Moving out puts things into perspective. It isn't just getting your own place, it isn't just moving out of your parents place, It's you getting complete control over your choices. I thought I had freedom before, I could go to a friends and smoke pot, I could buy an Xbox with my own money. That was partial freedom. My parents are pretty cool. Yesterday they found a small bag of pot in my pants pocket. My mom mentioned it to at dinner and my dad just shrugged it off. We had a discussion about how I heat sealed the cellophane and if it would still be good if it went through the wash. I don't think they'll smoke it.
Friends and sisters have moved out before me and it didn't really hit me at first what was happening. I was only 9 when my first sister moved out. I was just happy she wasn't hogging the bathroom anymore. Then my younger sister moved out and I really started to feel something missing. Things had slowed down around the house, I was just Mom, Dad and I. The house seemed empty. People bring people and when they leave so do their friends.

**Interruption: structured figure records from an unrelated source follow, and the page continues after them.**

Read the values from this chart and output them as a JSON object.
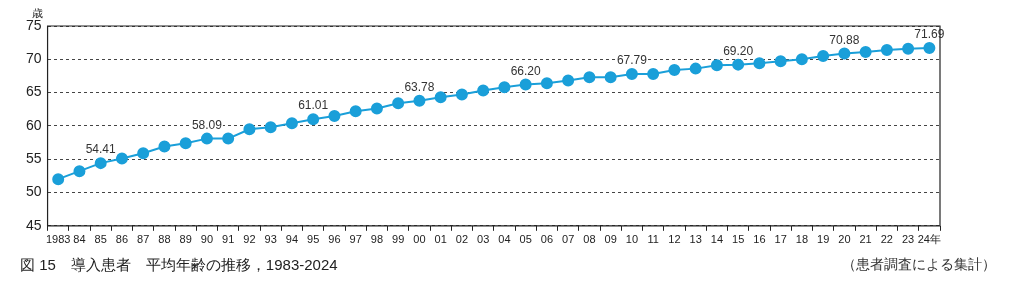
{
  "chart_data": {
    "type": "line",
    "title": "図 15　導入患者　平均年齢の推移，1983-2024",
    "ylabel": "歳",
    "annotations": [
      "（患者調査による集計）"
    ],
    "categories": [
      "1983",
      "84",
      "85",
      "86",
      "87",
      "88",
      "89",
      "90",
      "91",
      "92",
      "93",
      "94",
      "95",
      "96",
      "97",
      "98",
      "99",
      "00",
      "01",
      "02",
      "03",
      "04",
      "05",
      "06",
      "07",
      "08",
      "09",
      "10",
      "11",
      "12",
      "13",
      "14",
      "15",
      "16",
      "17",
      "18",
      "19",
      "20",
      "21",
      "22",
      "23",
      "24年"
    ],
    "series": [
      {
        "color": "#1a9fd9",
        "values": [
          52.0,
          53.2,
          54.41,
          55.1,
          55.9,
          56.9,
          57.4,
          58.09,
          58.1,
          59.5,
          59.8,
          60.4,
          61.01,
          61.5,
          62.2,
          62.6,
          63.4,
          63.78,
          64.3,
          64.7,
          65.3,
          65.8,
          66.2,
          66.4,
          66.8,
          67.3,
          67.3,
          67.79,
          67.8,
          68.4,
          68.6,
          69.1,
          69.2,
          69.4,
          69.7,
          70.0,
          70.5,
          70.88,
          71.1,
          71.4,
          71.6,
          71.69
        ],
        "value_labels": [
          null,
          null,
          "54.41",
          null,
          null,
          null,
          null,
          "58.09",
          null,
          null,
          null,
          null,
          "61.01",
          null,
          null,
          null,
          null,
          "63.78",
          null,
          null,
          null,
          null,
          "66.20",
          null,
          null,
          null,
          null,
          "67.79",
          null,
          null,
          null,
          null,
          "69.20",
          null,
          null,
          null,
          null,
          "70.88",
          null,
          null,
          null,
          "71.69"
        ]
      }
    ],
    "ylim": [
      45,
      75
    ],
    "yticks": [
      45,
      50,
      55,
      60,
      65,
      70,
      75
    ],
    "grid": "y",
    "legend": false,
    "marker": "circle",
    "line_style": "solid"
  }
}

Growing up things change but only a little bit at a time and it creeps up on you. One day your parents are covering your eyes to the sex scene on TV then a few years later you're gettting the talk. Add in a few years and you're making sex jokes. Change is evolving us constantly. It happens to us whether we like it or not. Little changes over time happen, and you're still the same person just with more experience about how much you can drink or what kind of clothes you wear. Then one day you look in the mirror and it's not you looking back. You know who you are, but who's looking back isn't the one that you see inside yourself. Tension builds up in the gears of your self image and eventually a gear will slip. You still see the nerdy kid in middle school who couldn't hold eye contact and got straight A's without trying. Sometimes you don't like what you've become.
Moving out means there is no familiar smell when you come home anymore, no more smell of food being made, no more old people smell down the end of the hallway. You stop having an active role and become merely a part of their lives. Sure you might come down for weekends every once in a while or see them on holidays but for the most part you have left them. That is true freedom and it is bittersweet.